Taxpayers that moved to start a new job, or to seek work in a new city, may be able to deduct the cost of moving expenses from their income. The deduction is designed to benefit workers who were effectively forced to relocate due to employment demands. Not all moving expenses, however, are deductible. Taxpayers may deduct (1) reasonable costs for packing and shipping of household goods and personal property as well as (2) costs for travel and lodging. Meals consumed while traveling, on the other hand, are not eligible for this deduction.
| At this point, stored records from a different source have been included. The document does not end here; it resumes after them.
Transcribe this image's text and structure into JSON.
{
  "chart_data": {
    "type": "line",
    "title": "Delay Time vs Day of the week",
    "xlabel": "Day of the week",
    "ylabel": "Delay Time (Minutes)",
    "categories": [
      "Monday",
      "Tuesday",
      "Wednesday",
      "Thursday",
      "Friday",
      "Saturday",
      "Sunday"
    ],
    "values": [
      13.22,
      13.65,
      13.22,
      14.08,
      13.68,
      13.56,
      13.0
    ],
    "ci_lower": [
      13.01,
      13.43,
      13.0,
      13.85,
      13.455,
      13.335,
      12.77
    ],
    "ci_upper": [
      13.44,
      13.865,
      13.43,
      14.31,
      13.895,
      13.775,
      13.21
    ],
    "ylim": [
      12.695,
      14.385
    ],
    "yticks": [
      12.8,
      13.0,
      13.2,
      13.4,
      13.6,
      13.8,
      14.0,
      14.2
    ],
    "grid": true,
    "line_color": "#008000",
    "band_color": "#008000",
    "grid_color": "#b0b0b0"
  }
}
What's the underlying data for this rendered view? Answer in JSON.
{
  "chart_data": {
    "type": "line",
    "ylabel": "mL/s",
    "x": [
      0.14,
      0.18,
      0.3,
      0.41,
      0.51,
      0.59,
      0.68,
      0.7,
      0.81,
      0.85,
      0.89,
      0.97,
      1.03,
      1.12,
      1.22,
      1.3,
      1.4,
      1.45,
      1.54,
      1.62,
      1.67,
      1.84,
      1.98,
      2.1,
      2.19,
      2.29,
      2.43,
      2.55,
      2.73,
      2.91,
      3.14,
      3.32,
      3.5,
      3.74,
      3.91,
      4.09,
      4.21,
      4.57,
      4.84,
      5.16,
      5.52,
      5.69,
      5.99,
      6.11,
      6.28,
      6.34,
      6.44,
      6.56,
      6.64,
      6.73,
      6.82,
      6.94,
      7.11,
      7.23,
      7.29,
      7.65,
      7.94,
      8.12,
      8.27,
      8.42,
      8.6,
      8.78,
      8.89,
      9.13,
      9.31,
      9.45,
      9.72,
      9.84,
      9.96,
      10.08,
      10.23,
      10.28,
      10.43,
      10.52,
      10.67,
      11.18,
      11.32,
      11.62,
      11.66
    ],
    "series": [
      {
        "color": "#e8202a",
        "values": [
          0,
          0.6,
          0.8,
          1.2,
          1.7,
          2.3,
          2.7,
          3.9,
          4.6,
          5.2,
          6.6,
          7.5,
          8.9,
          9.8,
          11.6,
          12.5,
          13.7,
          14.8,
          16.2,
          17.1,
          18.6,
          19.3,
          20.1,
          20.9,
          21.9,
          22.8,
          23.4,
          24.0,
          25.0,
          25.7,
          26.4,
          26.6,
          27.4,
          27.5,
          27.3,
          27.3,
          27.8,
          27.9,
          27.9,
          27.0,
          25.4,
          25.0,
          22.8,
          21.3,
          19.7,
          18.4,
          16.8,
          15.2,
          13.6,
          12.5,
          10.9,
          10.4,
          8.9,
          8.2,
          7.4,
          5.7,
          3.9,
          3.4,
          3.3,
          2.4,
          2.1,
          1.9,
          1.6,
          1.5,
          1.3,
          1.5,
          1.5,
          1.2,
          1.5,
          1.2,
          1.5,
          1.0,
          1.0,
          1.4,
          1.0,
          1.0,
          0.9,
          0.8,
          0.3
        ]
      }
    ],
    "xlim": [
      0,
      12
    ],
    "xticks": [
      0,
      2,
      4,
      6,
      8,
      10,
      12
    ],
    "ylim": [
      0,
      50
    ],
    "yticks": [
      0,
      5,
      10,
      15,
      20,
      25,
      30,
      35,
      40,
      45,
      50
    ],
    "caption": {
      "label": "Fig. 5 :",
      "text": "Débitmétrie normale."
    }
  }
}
To qualify for this deduction, a taxpayer must meet both distance and time tests1:
Distance Test: The distance between the worker’s new job and old home must be at least 50 miles farther than the distance between the old job and old home. For example, Jen commuted 25 miles from her old house to her old job prior to relocating. After the move, she found a new job that is located 80 miles from her old house. Because the difference (55 miles) is greater than 50 miles, Jen passes the distance test.
Time Test: A worker must work “full-time,” or at least 39 weeks, during the 12 months following the move. If the worker is self-employed, “full-time” is considered at least 78 weeks in the 24 months after the move.
In addition to listing the deductible amount on Line 26 of Form 1040, taxpayers must attach Form 3903. The Form stipulated that if an employer reimbursed the taxpayer for any portion of the moving expenses, that portion cannot qualify for the deduction.
1Persons relocating to the United States from another country as a retiree are permitted to deduct their moving costs without needing to start a new job in the U.S. In other words, retirees from abroad do not need to meet the time test.